Independence Air Lender Repossesses a Plane
By Bill Brubaker
Washington Post Staff Writer
Saturday, February 12, 2005; Page E01
The parent of financially troubled Independence Air said late yesterday that a lender had repossessed one of the airline's 73 leased regional jets.
Flyi Inc. said the lender, which it did not identify, filed suit against the low-cost carrier in New York after it failed to make a lease payment due last month, according to a filing with the Securities and Exchange Commission.
This month, Flyi cut about 150 of its 560 daily flights and announced service to five West Coast cities beginning in the spring. (Dennis Brack -- Bloomberg News)
The disclosure by Flyi comes at a critical time for the Dulles-based carrier, which has been struggling to avoid filing for protection from its creditors.
Rick DeLisi, Flyi's spokesman, said the repossession of the single jet will not affect the airline's schedule of flights, but he declined to comment further. Flyi serves 39 cities out of Dulles with its 50-seat regional jets and 132-seat Airbus A319s.
Last month, Flyi said it agreed with a major creditor, GE Capital Aviation Services Inc., to return as many as 20 of its regional jets in an effort to avert a bankruptcy filing. Flyi said GE Capital also agreed, subject to "a number of conditions," to restructure lease payments on 27 more regional jets and to give the airline a five-year, $19.5 million loan.
One of the conditions was that Flyi make "similar agreements with the lenders and lessors on other aircraft." John Oliver, a spokesman for GE Capital Aviation Services, declined to comment last night.
Flyi has not indicated whether it was able to renegotiate with various creditors $83 million in aircraft lease payments that were due in January.

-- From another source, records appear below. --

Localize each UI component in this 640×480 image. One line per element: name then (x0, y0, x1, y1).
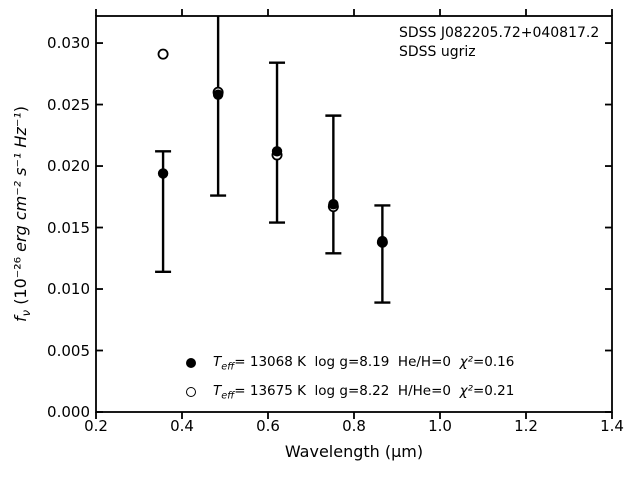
legend-marker-filled-circle-icon (186, 358, 196, 368)
y-axis-label-subscript: ν (19, 309, 34, 317)
annotation-object-id: SDSS J082205.72+040817.2 (399, 25, 600, 41)
x-axis-label: Wavelength (μm) (284, 442, 424, 461)
x-tick-label: 1.0 (428, 417, 452, 435)
legend-text-observed: Teff= 13068 K log g=8.19 He/H=0 χ²=0.16 (213, 353, 515, 373)
y-tick-label: 0.015 (47, 218, 90, 237)
x-tick-label: 0.6 (256, 417, 280, 435)
x-tick-label: 0.4 (170, 417, 194, 435)
y-tick-label: 0.010 (47, 280, 90, 299)
legend-row-model: Teff= 13675 K log g=8.22 H/He=0 χ²=0.21 (186, 383, 514, 401)
model-point-open-circle (157, 48, 169, 60)
y-axis-label-symbol: f (10, 316, 30, 322)
annotation-block: SDSS J082205.72+040817.2 SDSS ugriz (399, 24, 599, 62)
x-tick-label: 1.4 (600, 417, 624, 435)
observed-point-filled-circle (377, 235, 388, 247)
y-tick-label: 0.005 (47, 341, 90, 360)
annotation-filter-set: SDSS ugriz (399, 44, 476, 60)
x-tick-label: 1.2 (514, 417, 538, 435)
legend-text-model: Teff= 13675 K log g=8.22 H/He=0 χ²=0.21 (213, 382, 515, 402)
observed-point-filled-circle (271, 146, 283, 157)
observed-point-filled-circle (212, 89, 224, 100)
x-tick-label: 0.8 (342, 417, 366, 435)
x-tick-label: 0.2 (84, 417, 108, 435)
legend-row-observed: Teff= 13068 K log g=8.19 He/H=0 χ²=0.16 (186, 354, 514, 372)
legend-marker-open-circle-icon (186, 387, 196, 397)
plot-frame (95, 15, 613, 413)
y-tick-label: 0.020 (47, 157, 90, 176)
y-tick-label: 0.025 (47, 95, 90, 114)
y-tick-label: 0.000 (47, 403, 90, 421)
y-tick-label: 0.030 (47, 34, 90, 53)
observed-point-filled-circle (157, 168, 169, 179)
observed-point-filled-circle (328, 198, 339, 210)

The airline previously said failure to renegotiate the payments could force it to file for Chapter 11 bankruptcy protection.
On Feb. 1, Flyi eliminated about 150 of its 560 daily flights, mostly in and out of Dulles. The airline announced on Monday it will begin Airbus service to five West Coast cities this spring.
Yesterday, before Flyi disclosed the repossessed aircraft, Robert N. Ashcroft, an analyst for UBS Investment Research, wrote: "While lessors have little incentive to push Flyi into [Chapter] 11, they're not charities either, and it takes only one to lose patience and issue a default notice to start to unravel the situation." He gave Independence Air a 30 percent chance of surviving as a low-cost airline.